There’s no way for me to talk about this film seriously, though it certainly wants to be taken seriously. This is Oscar-bait in its truest form. Hey, aren’t disabled people inspirational? Isn’t getting over rape inspirational? Aren’t doctors who are saintly inspirational?
A controversial subject and inspiration is the first step to some shinny statues. Warner Bros added money and skill behind and in front of the camera, making a well shot and acted picture. Yes, this is a nicely produced movie. And it paid off with Oscar nominations: twelve of them. But then it lost all but Best Actress (come on, Wyman was playing a deaf-mute super-woman who gets raped, so she had to win) because in the end this is an unbearable film.
Where did it go so very wrong? Everything with the characterizations is a mess, but the problems came before anyone started acting. It’s the script. I can’t say if the play it is based on is horrid. My guess is only partially. I’m assuming it all fell apart due to the rape. The Production Code forbid rape (if it isn’t in a movie, no one will do it, right?), and this was the first time the subject could be acknowledged in a film—allowed because of the importance of bringing a deaf-mute character to the screen (Hollywood really loves disabilities). Since they were dealing with this never before whispered subject, everything else had to be simple. The rapist had to be evil personified. The doctor had to be goodness personified. And Belinda had to be purity personified. They couldn’t approach rape in a realistic fashion so they did…this. If they’d turned the sailor into an actual werewolf, the doctor into the Archangel Michael, and given Belinda a halo, it would have been more subtle than what they ended up with. These are not human characters.

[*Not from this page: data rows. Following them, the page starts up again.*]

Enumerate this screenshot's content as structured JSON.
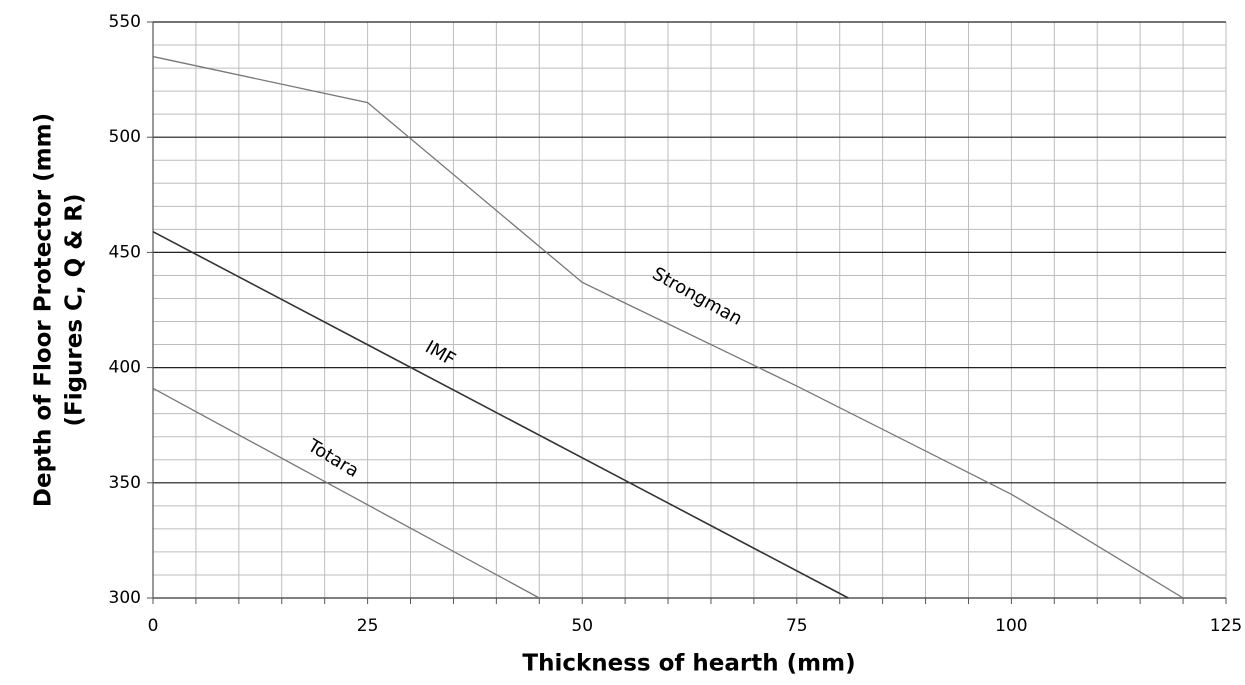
{
  "chart_data": {
    "type": "line",
    "x_label": "Thickness of hearth (mm)",
    "y_label": [
      "Depth of Floor Protector (mm)",
      "(Figures C, Q & R)"
    ],
    "xlim": [
      0,
      125
    ],
    "ylim": [
      300,
      550
    ],
    "xticks": [
      0,
      25,
      50,
      75,
      100,
      125
    ],
    "yticks": [
      300,
      350,
      400,
      450,
      500,
      550
    ],
    "x_minor_ticks": [
      0,
      5,
      10,
      15,
      20,
      25,
      30,
      35,
      40,
      45,
      50,
      55,
      60,
      65,
      70,
      75,
      80,
      85,
      90,
      95,
      100,
      105,
      110,
      115,
      120,
      125
    ],
    "y_minor_ticks": [
      300,
      310,
      320,
      330,
      340,
      350,
      360,
      370,
      380,
      390,
      400,
      410,
      420,
      430,
      440,
      450,
      460,
      470,
      480,
      490,
      500,
      510,
      520,
      530,
      540,
      550
    ],
    "grid": true,
    "series": [
      {
        "name": "Strongman",
        "color": "#777777",
        "x": [
          0,
          25,
          50,
          75,
          100,
          105,
          120
        ],
        "values": [
          535,
          515,
          437,
          392,
          345,
          334,
          300
        ]
      },
      {
        "name": "IMF",
        "color": "#333333",
        "x": [
          0,
          81
        ],
        "values": [
          459,
          300
        ]
      },
      {
        "name": "Totara",
        "color": "#777777",
        "x": [
          0,
          45
        ],
        "values": [
          391,
          300
        ]
      }
    ]
  }
}
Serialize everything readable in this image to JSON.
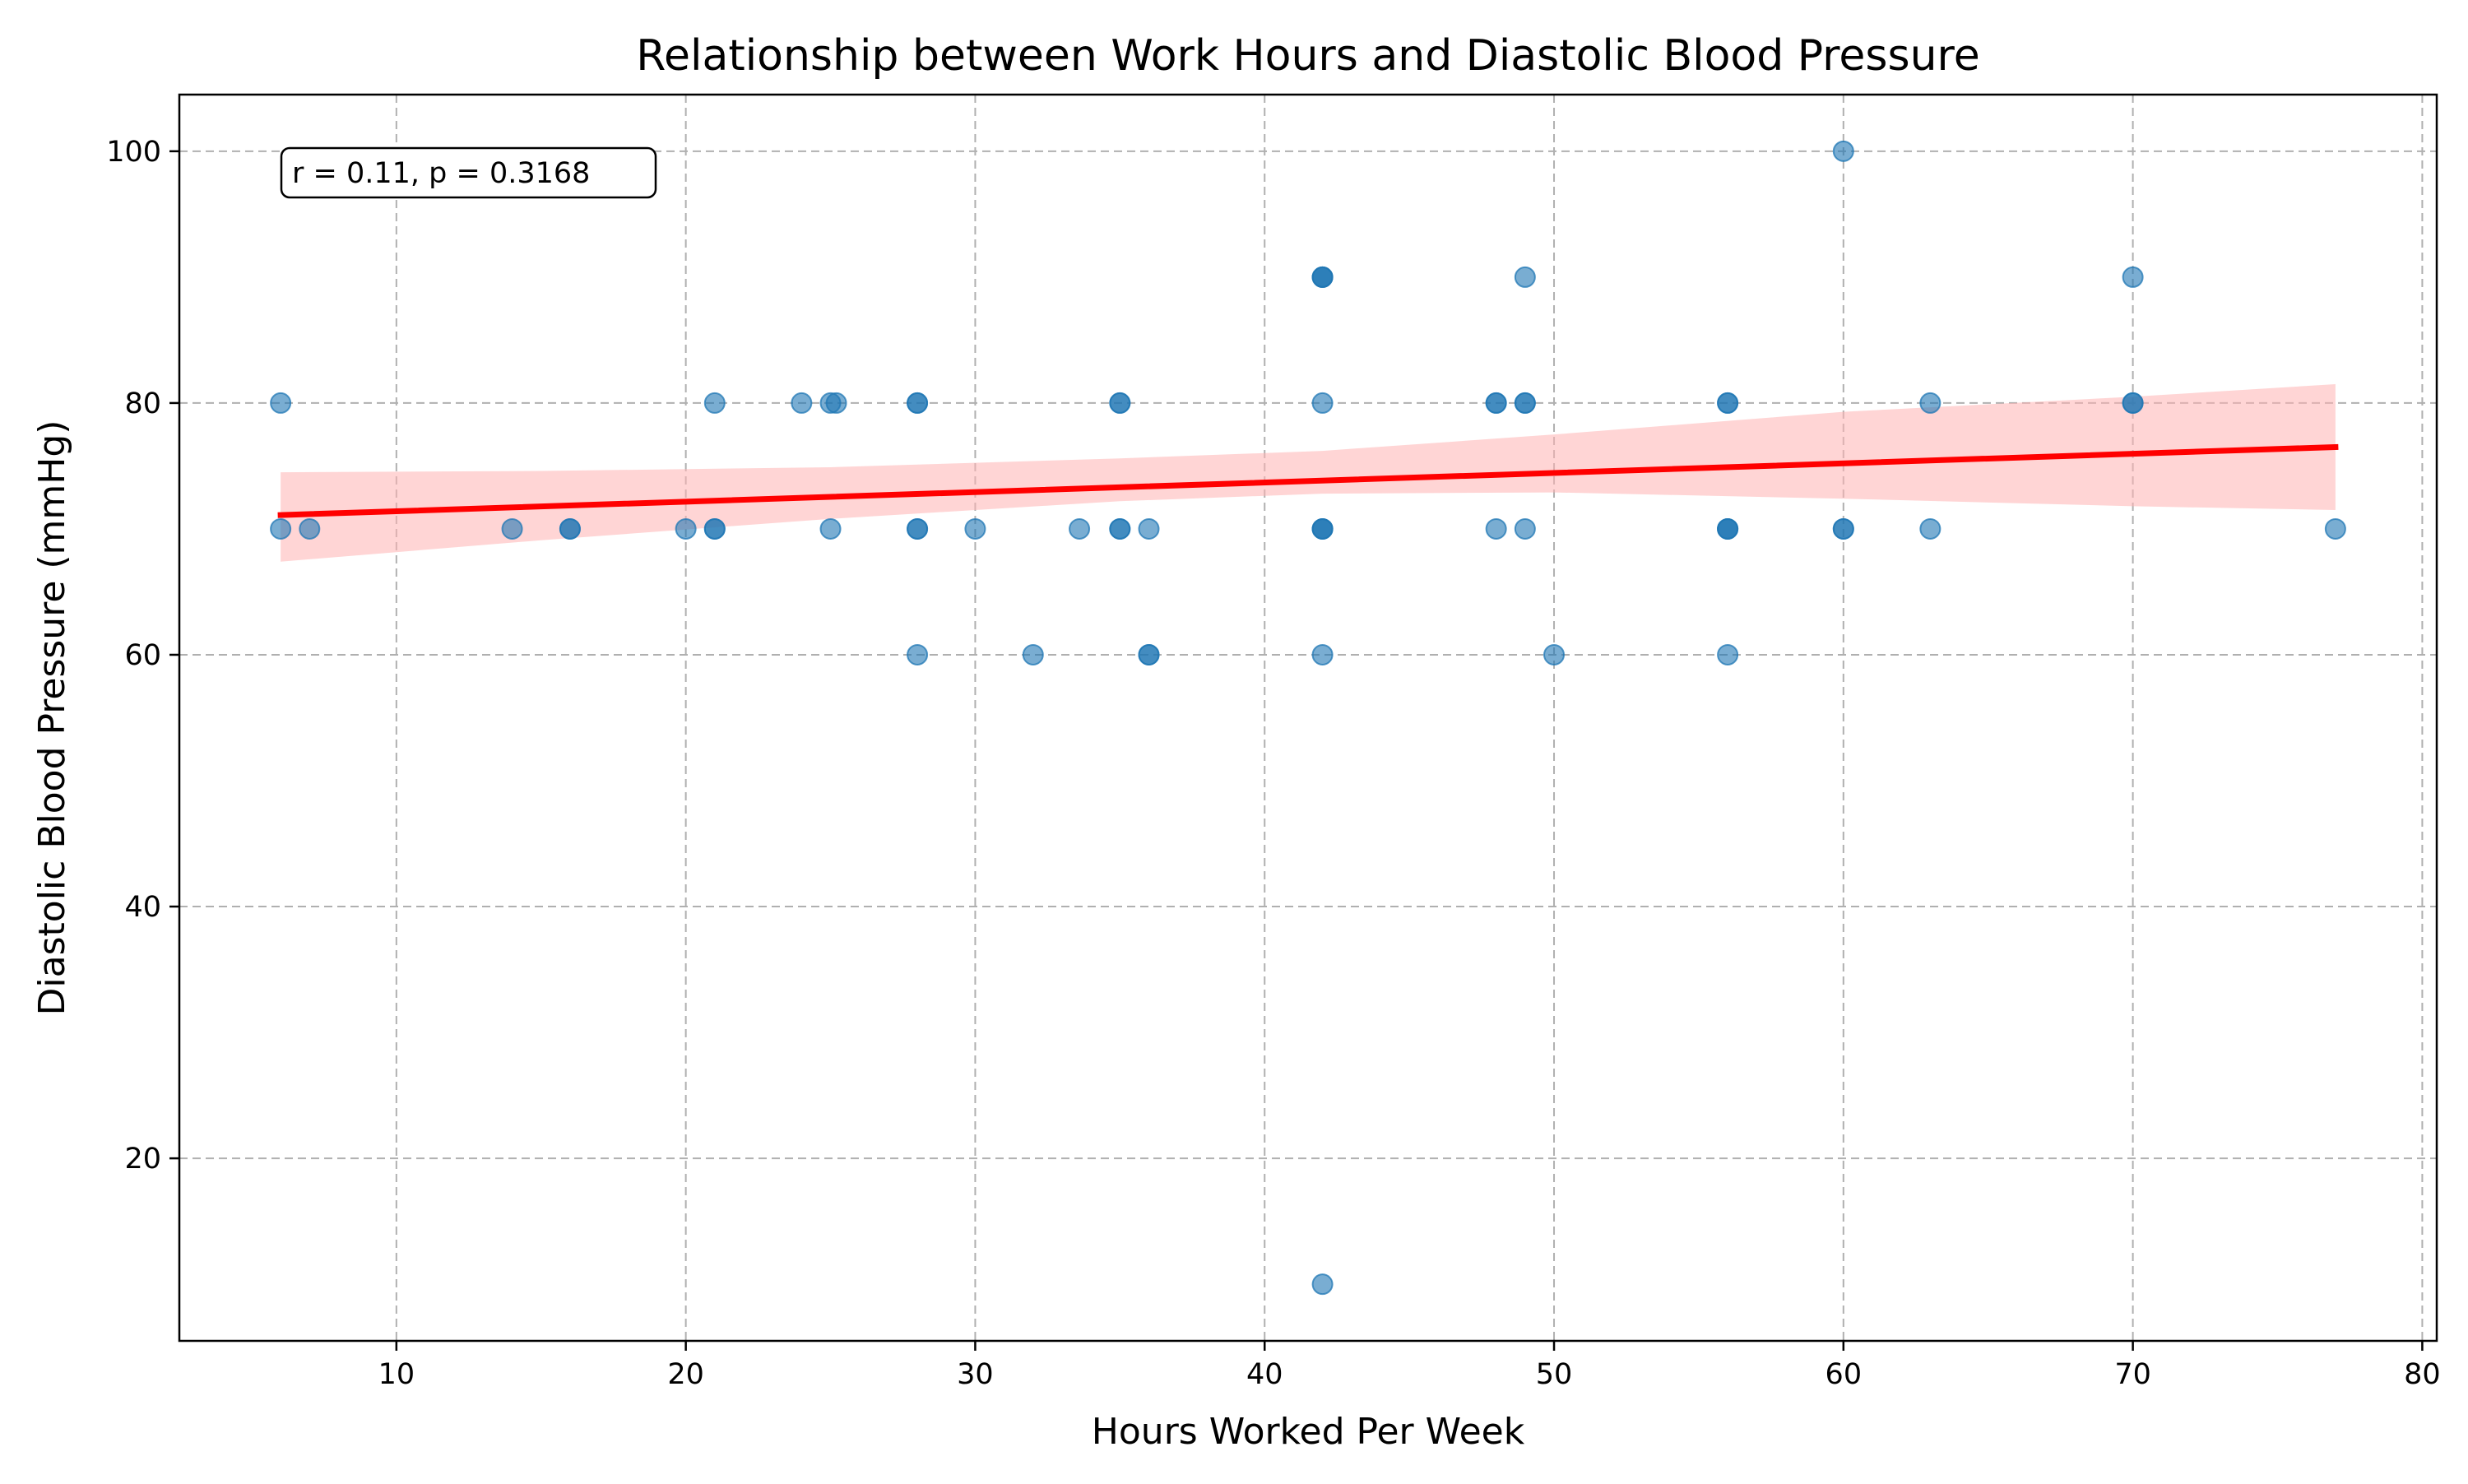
{
  "chart_data": {
    "type": "scatter",
    "title": "Relationship between Work Hours and Diastolic Blood Pressure",
    "xlabel": "Hours Worked Per Week",
    "ylabel": "Diastolic Blood Pressure (mmHg)",
    "xlim": [
      2.5,
      80.5
    ],
    "ylim": [
      5.5,
      104.5
    ],
    "x_ticks": [
      10,
      20,
      30,
      40,
      50,
      60,
      70,
      80
    ],
    "y_ticks": [
      20,
      40,
      60,
      80,
      100
    ],
    "grid": true,
    "grid_style": "dashed",
    "annotation": "r = 0.11, p = 0.3168",
    "annotation_position": "top-left",
    "colors": {
      "points": "#1f77b4",
      "regression_line": "#ff0000",
      "confidence_band": "#ffb3b3",
      "grid": "#b0b0b0"
    },
    "points": [
      {
        "x": 6,
        "y": 80
      },
      {
        "x": 6,
        "y": 70
      },
      {
        "x": 7,
        "y": 70
      },
      {
        "x": 14,
        "y": 70
      },
      {
        "x": 16,
        "y": 70
      },
      {
        "x": 16,
        "y": 70
      },
      {
        "x": 20,
        "y": 70
      },
      {
        "x": 21,
        "y": 80
      },
      {
        "x": 21,
        "y": 70
      },
      {
        "x": 21,
        "y": 70
      },
      {
        "x": 24,
        "y": 80
      },
      {
        "x": 25,
        "y": 80
      },
      {
        "x": 25.2,
        "y": 80
      },
      {
        "x": 25,
        "y": 70
      },
      {
        "x": 28,
        "y": 80
      },
      {
        "x": 28,
        "y": 80
      },
      {
        "x": 28,
        "y": 70
      },
      {
        "x": 28,
        "y": 70
      },
      {
        "x": 28,
        "y": 60
      },
      {
        "x": 30,
        "y": 70
      },
      {
        "x": 32,
        "y": 60
      },
      {
        "x": 33.6,
        "y": 70
      },
      {
        "x": 35,
        "y": 80
      },
      {
        "x": 35,
        "y": 80
      },
      {
        "x": 35,
        "y": 70
      },
      {
        "x": 35,
        "y": 70
      },
      {
        "x": 36,
        "y": 70
      },
      {
        "x": 36,
        "y": 60
      },
      {
        "x": 36,
        "y": 60
      },
      {
        "x": 42,
        "y": 90
      },
      {
        "x": 42,
        "y": 90
      },
      {
        "x": 42,
        "y": 90
      },
      {
        "x": 42,
        "y": 80
      },
      {
        "x": 42,
        "y": 70
      },
      {
        "x": 42,
        "y": 70
      },
      {
        "x": 42,
        "y": 70
      },
      {
        "x": 42,
        "y": 60
      },
      {
        "x": 42,
        "y": 10
      },
      {
        "x": 48,
        "y": 80
      },
      {
        "x": 48,
        "y": 80
      },
      {
        "x": 48,
        "y": 70
      },
      {
        "x": 49,
        "y": 90
      },
      {
        "x": 49,
        "y": 80
      },
      {
        "x": 49,
        "y": 80
      },
      {
        "x": 49,
        "y": 70
      },
      {
        "x": 50,
        "y": 60
      },
      {
        "x": 56,
        "y": 80
      },
      {
        "x": 56,
        "y": 80
      },
      {
        "x": 56,
        "y": 70
      },
      {
        "x": 56,
        "y": 70
      },
      {
        "x": 56,
        "y": 70
      },
      {
        "x": 56,
        "y": 60
      },
      {
        "x": 60,
        "y": 100
      },
      {
        "x": 60,
        "y": 70
      },
      {
        "x": 60,
        "y": 70
      },
      {
        "x": 63,
        "y": 80
      },
      {
        "x": 63,
        "y": 70
      },
      {
        "x": 70,
        "y": 90
      },
      {
        "x": 70,
        "y": 80
      },
      {
        "x": 70,
        "y": 80
      },
      {
        "x": 77,
        "y": 70
      }
    ],
    "regression": {
      "x_start": 6,
      "y_start": 71.1,
      "x_end": 77,
      "y_end": 76.5
    },
    "confidence_band": [
      {
        "x": 6,
        "low": 67.4,
        "high": 74.5
      },
      {
        "x": 15,
        "low": 69.1,
        "high": 74.6
      },
      {
        "x": 25,
        "low": 70.8,
        "high": 74.9
      },
      {
        "x": 35,
        "low": 72.2,
        "high": 75.6
      },
      {
        "x": 42,
        "low": 72.8,
        "high": 76.2
      },
      {
        "x": 50,
        "low": 72.9,
        "high": 77.5
      },
      {
        "x": 60,
        "low": 72.4,
        "high": 79.3
      },
      {
        "x": 70,
        "low": 71.8,
        "high": 80.5
      },
      {
        "x": 77,
        "low": 71.5,
        "high": 81.5
      }
    ]
  }
}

If it was more exploitative, or made with less skill, or maybe a cartoon, it would be more watchable, but then it would never had gotten away with its subject matter (of course anything unsavory happens off screen). There have been worse films nominated for Best Picture, but I can’t think of one which is more torturous to sit through. This is the year of The Treasure of the Sierra Madre and it had to compete with this tripe. Well, they both lost to Laurence Olivier mutilating Hamlet.